Section 1: Ancient Villages

A village is a gathering of families into one cohesive group with some element of common identity. Both sedentary People and nomadic People lived in villages. Sedentary People lived in villages that were permanently located for many years. They moved their villages when the village site was no longer safe or accessible to necessary resources. Nomadic People lived in villages that moved several times a year. Nomadic villages moved to find food, to find a better place to winter, and for seasonal ceremonies.

Naze Village
Image 1: Naze Village. The artist shows the Naze Village as a very busy place about 400 B.C. Hunters are returning with game that they are carrying on a travois. Meat is drying over a smoky fire. Women are preparing hides and meals. A young man is knapping flint into a projectile point or another tool. Another man is bringing fish from the creek. The pots will be used for cooking later on. The decorations on the pots indicate that the People of the Naze Village had some leisure time to think about making their pots beautiful as well as practical. The houses were built from oak log frames. Grass and tree bark was used to make walls of the houses. Painting by Andrew Knudson for SHSND AHP.

We don’t know when the first village was organized. Archaeologists refer to camps where they have found hearths, or places where People camped for a time, but did not stay long. We know little about these villages. However, we know that People began to gather together in larger groups for hunting and protection as societies became more organized.

The earliest village we know of in North Dakota is the Naze (NAH zee) Village on the James River. Although we do not know for sure when the village began, archaeologists tell us that People lived in a village at the site around 400 B.C. (See Image 1.)

In a village, we can assume that People spoke the same language and shared cultural qualities such as methods of making tools. Very likely, the People of the village shared a religious perspective as well. The village, like a large family, provided care for children. The adults shared their knowledge with children so that they would grow up to be successful adults. The village had the resources to help raise children if the parents died or were unable to provide for their children.

Early villages were probably rather small. If the village had a permanent location, the People divided up the tasks necessary for making a living. Men and older boys hunted large game. Women tended young children and probably made pottery and clothing. Women helped to process the game after a hunt cutting up the meat for drying and removing the other useful parts of the carcass. In a village, some people could specialize in certain tasks. A very competent potter could trade pots for other necessities such as food or hides. A good hunter could trade food for a warm garment made by a clothing-maker.

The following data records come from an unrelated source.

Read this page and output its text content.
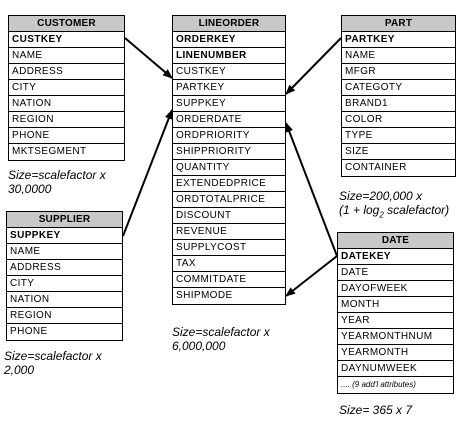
CUSTOMER
CUSTKEY
NAME
ADDRESS
CITY
NATION
REGION
PHONE
MKTSEGMENT
Size=scalefactor x
30,0000
LINEORDER
ORDERKEY
LINENUMBER
CUSTKEY
PARTKEY
SUPPKEY
ORDERDATE
ORDPRIORITY
SHIPPRIORITY
QUANTITY
EXTENDEDPRICE
ORDTOTALPRICE
DISCOUNT
REVENUE
SUPPLYCOST
TAX
COMMITDATE
SHIPMODE
Size=scalefactor x
6,000,000
PART
PARTKEY
NAME
MFGR
CATEGOTY
BRAND1
COLOR
TYPE
SIZE
CONTAINER
Size=200,000 x
($1 + \log_2$ scalefactor)
SUPPLIER
SUPPKEY
NAME
ADDRESS
CITY
NATION
REGION
PHONE
Size=scalefactor x
2,000
DATE
DATEKEY
DATE
DAYOFWEEK
MONTH
YEAR
YEARMONTHNUM
YEARMONTH
DAYNUMWEEK
.... (9 add'l attributes)
Size= 365 x 7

Villages had to be located where People could have access to things they needed. Food and water were most important. Most villages were located on a stream or river. Since animals go to water to drink, hunters would not have to go far to find game if they lived near a good water source. On the treeless plains of North Dakota, People found trees for building houses and fruit-bearing shrubs near creeks and rivers. The Naze Village on the James River and the Menoken Village on Apple Creek were perfectly located for the People to find all the supplies they needed.

Menoken Village
Image 2: Menoken Village. Menoken Village was built along Apple Creek in south-central North Dakota around 1200 A.D. The houses were built of log posts covered with grass, sticks, and mud. A hole in the center of the roof allowed smoke to escape from the fires which both heated the house and cooked the food. This village was fortified with a palisade wall of upright logs. The palisade provided protection from attack. The People often sat on the roofs of their houses or used the roof space to store some of their things. The artist shows women tanning hides and drying meat. Children and dogs play between the houses. Apple Creek forms a boundary of the village on the west (right) side, but is also convenient as a water source. Painting by Becky Barnes for SHSND AHP.

The Naze Village probably had a small population of about 100 People. They lived in conical houses built with oak logs that they brought from the banks of the James River. The People of the Naze Village raised their children, hunted animals for meat and hides, and gathered plants. The meat and plants had to be dried to preserve the food for winter use. The People of Naze Village also made clay pots and stone projectile points.

About 200 People lived in the ancient village near modern-day Menoken. (See Image 2.) Apple Creek provided water and fish. The oak trees, chokecherries, and plums that grew on the banks of the creek provided wood for building and fires, and fruits for summer and winter use. The great grasslands that surrounded the village were dotted with small water holes which were perfect places for bison and other animals to feed. The People of Menoken Village engaged in trade with visitors who brought mussel shells, corn, and other important trade items that the People of Menoken found useful.

Why is this important? As People adapted to life on the northern Great Plains and became more efficient hunters, they were able to provide food and safety to larger groups. The People came to identify with the group and developed a common culture. They became a village.

There were two types of villages on the Great Plains. Both the nomadic village and the sedentary village provided the People with safety, protection for the children, and a steady food supply. Each village type was important. Some Peoples chose one village type and later changed to the other; other Peoples chose one village type and maintained that lifestyle for centuries. The People of both nomadic villages and sedentary villages adapted to their world successfully.